Jumio
- Type: Private
- Industry: Identity verification services
- Founded: 2010; 16 years ago
- Founder: Daniel Mattes
- Headquarters: Sunnyvale, California, USA
- Number of locations: Sunnyvale, CA; Linz, Austria; Vienna, Austria; London, UK
- Key people: Stephen Stuut (CEO); Robert Prigge (CRO); James Cook (GC);
- Services: Identity Verification Services
- Website: www.jumio.com

= Jumio =

Identity verification service firm

Jumio is an online mobile payment and identity verification company that offers card and ID scanning and validation products for mobile and web transactions. They sell these products under the brand name "Netverify Trusted Identity as a Service."

==History==
Jumio was founded in 2010 by Daniel Mattes and backed by Andreessen Horowitz and Eduardo Saverin (co-founder of Facebook), among others. Mattes resigned in 2015 following an internal board investigation. Stephen Stuut took over as CEO in 2016, and Jumio filed for Chapter 11 bankruptcy in March of that year. Jumio was subsequently acquired by Centana Growth Partners in May.

In August of the same year, Jumio raised $15 million from the private equity firm Millennium Technology Value Partners and Centana Growth Partners.

The company raised $150 million in March 2021 and was named "Best Fraud Prevention Solution" by the 2023 Tech Ascension Awards.

=== Legal Battles ===
When Jumio declared bankruptcy, a shareholder filed a lawsuit against Eduardo Saverin, one of the company’s backers, and other former executives for gross mismanagement of the company’s finances.
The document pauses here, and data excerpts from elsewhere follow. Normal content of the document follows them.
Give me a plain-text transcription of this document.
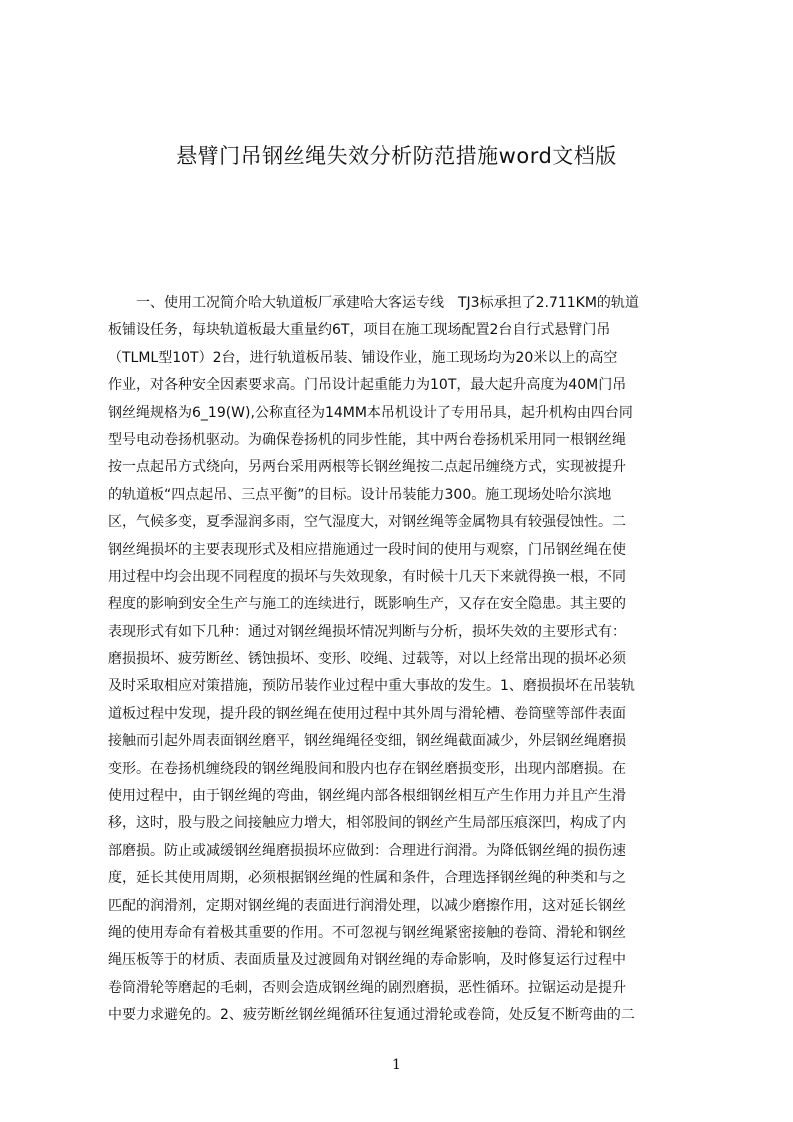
悬臂门吊钢丝绳失效分析防范措施word文档版
　　一、使用工况简介哈大轨道板厂承建哈大客运专线　TJ3标承担了2.711KM的轨道
板铺设任务，每块轨道板最大重量约6T，项目在施工现场配置2台自行式悬臂门吊
（TLML型10T）2台，进行轨道板吊装、铺设作业，施工现场均为20米以上的高空
作业，对各种安全因素要求高。门吊设计起重能力为10T，最大起升高度为40M门吊
钢丝绳规格为6_19(W),公称直径为14MM本吊机设计了专用吊具，起升机构由四台同
型号电动卷扬机驱动。为确保卷扬机的同步性能，其中两台卷扬机采用同一根钢丝绳
按一点起吊方式绕向，另两台采用两根等长钢丝绳按二点起吊缠绕方式，实现被提升
的轨道板“四点起吊、三点平衡”的目标。设计吊装能力300。施工现场处哈尔滨地
区，气候多变，夏季湿润多雨，空气湿度大，对钢丝绳等金属物具有较强侵蚀性。二
钢丝绳损坏的主要表现形式及相应措施通过一段时间的使用与观察，门吊钢丝绳在使
用过程中均会出现不同程度的损坏与失效现象，有时候十几天下来就得换一根，不同
程度的影响到安全生产与施工的连续进行，既影响生产，又存在安全隐患。其主要的
表现形式有如下几种：通过对钢丝绳损坏情况判断与分析，损坏失效的主要形式有：
磨损损坏、疲劳断丝、锈蚀损坏、变形、咬绳、过载等，对以上经常出现的损坏必须
及时采取相应对策措施，预防吊装作业过程中重大事故的发生。1、磨损损坏在吊装轨
道板过程中发现，提升段的钢丝绳在使用过程中其外周与滑轮槽、卷筒壁等部件表面
接触而引起外周表面钢丝磨平，钢丝绳绳径变细，钢丝绳截面减少，外层钢丝绳磨损
变形。在卷扬机缠绕段的钢丝绳股间和股内也存在钢丝磨损变形，出现内部磨损。在
使用过程中，由于钢丝绳的弯曲，钢丝绳内部各根细钢丝相互产生作用力并且产生滑
移，这时，股与股之间接触应力增大，相邻股间的钢丝产生局部压痕深凹，构成了内
部磨损。防止或减缓钢丝绳磨损损坏应做到：合理进行润滑。为降低钢丝绳的损伤速
度，延长其使用周期，必须根据钢丝绳的性属和条件，合理选择钢丝绳的种类和与之
匹配的润滑剂，定期对钢丝绳的表面进行润滑处理，以减少磨擦作用，这对延长钢丝
绳的使用寿命有着极其重要的作用。不可忽视与钢丝绳紧密接触的卷筒、滑轮和钢丝
绳压板等于的材质、表面质量及过渡圆角对钢丝绳的寿命影响，及时修复运行过程中
卷筒滑轮等磨起的毛刺，否则会造成钢丝绳的剧烈磨损，恶性循环。拉锯运动是提升
中要力求避免的。2、疲劳断丝钢丝绳循环往复通过滑轮或卷筒，处反复不断弯曲的二
1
A spokesperson for Saverin stated that the lawsuit had "no merit."

In 2019, the Securities and Exchange Commission charged Mattes with defrauding investors. Mattes agreed to settle the charges for over $17 million. According to the SEC complaint, Mattes had grossly overstated Jumio's revenue in 2013 and 2014 and then sold his personal shares to investors for $14 million, concealing these sales from the board. In 2015, the company corrected its financial results and filed for bankruptcy in 2016.

Around the same time, the SEC settled a separate case against Chad Starkey, former CFO of Jumio, for his involvement in Mattes's actions. The settlement required Starkey to make a payment of approximately $420,000. In February 2023, Jumio faced litigation as the provider of Binance's biometric services. An Illinois resident claimed that Jumio violated the state's Biometric Information Privacy Act (BIPA), by collecting and storing the biometric data of Binance customers. Jumio sought to have the case dismissed, but a judge ruled that the case had merit.

== Awards ==
In 2021, Jumio won Gold in the IT World Awards.

In 2024, Jumio won the Globee Awards for Cybersecurity.